Le régulateur américain ne devrait pas proclamer la victoire tant qu'il ne verra pas d'autres preuves de l'évolution de l'inflation vers la cible de 2%. Les responsables du FOMC laisseront la voie ouverte à de nouvelles hausses de taux si besoin est, estiment les experts de High Frequency Economics.
L'accélération de l'inflation globale aux États-Unis est une raison pour que la Réserve fédérale adopte une position plus "faucon" à l'avenir, estiment les experts du groupe deVere. Ils prévoient que la banque centrale américaine préparera le marché à une éventuelle hausse des taux lors de la réunion de novembre.

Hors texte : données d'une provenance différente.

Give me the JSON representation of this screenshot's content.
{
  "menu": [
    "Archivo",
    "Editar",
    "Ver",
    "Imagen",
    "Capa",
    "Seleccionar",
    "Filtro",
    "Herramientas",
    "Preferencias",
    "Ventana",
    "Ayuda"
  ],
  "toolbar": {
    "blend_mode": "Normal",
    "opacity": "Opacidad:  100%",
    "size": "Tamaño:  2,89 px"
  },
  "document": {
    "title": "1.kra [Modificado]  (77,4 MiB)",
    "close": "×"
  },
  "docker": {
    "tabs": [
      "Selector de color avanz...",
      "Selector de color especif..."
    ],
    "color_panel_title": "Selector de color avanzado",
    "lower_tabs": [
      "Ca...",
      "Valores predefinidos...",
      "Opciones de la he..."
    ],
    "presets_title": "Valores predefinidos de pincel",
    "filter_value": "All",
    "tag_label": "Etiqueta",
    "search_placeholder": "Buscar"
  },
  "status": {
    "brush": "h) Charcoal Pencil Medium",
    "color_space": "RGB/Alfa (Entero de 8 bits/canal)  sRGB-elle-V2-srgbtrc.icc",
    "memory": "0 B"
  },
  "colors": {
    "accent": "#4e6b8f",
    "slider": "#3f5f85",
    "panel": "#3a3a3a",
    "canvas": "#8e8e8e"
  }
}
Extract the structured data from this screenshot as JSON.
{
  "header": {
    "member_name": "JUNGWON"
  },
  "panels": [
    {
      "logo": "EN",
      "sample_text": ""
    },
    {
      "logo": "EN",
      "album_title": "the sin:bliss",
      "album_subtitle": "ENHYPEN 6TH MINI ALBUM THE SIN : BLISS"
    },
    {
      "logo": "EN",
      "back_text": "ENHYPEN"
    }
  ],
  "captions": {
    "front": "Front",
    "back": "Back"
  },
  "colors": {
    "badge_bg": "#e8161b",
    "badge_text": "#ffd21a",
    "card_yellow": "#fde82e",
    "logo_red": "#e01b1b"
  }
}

Les experts de Convera partagent le même point de vue.
"Il est prématuré de dire que les "ours" ont pris le contrôle de la situation en USD. La réunion de novembre du FOMC sera l'événement clé, car la hausse des prix du pétrole brut accroît le risque d'une nouvelle augmentation des taux, ce qui pourrait potentiellement soutenir le dollar", ont-ils noté.
"Dans le même temps, la prochaine décision de la BCE concernant les taux pourrait potentiellement être un catalyseur pour changer la dynamique de l'euro", ont ajouté les experts de Convera.
Jeudi, la BCE devrait annoncer sa décision concernant la politique monétaire.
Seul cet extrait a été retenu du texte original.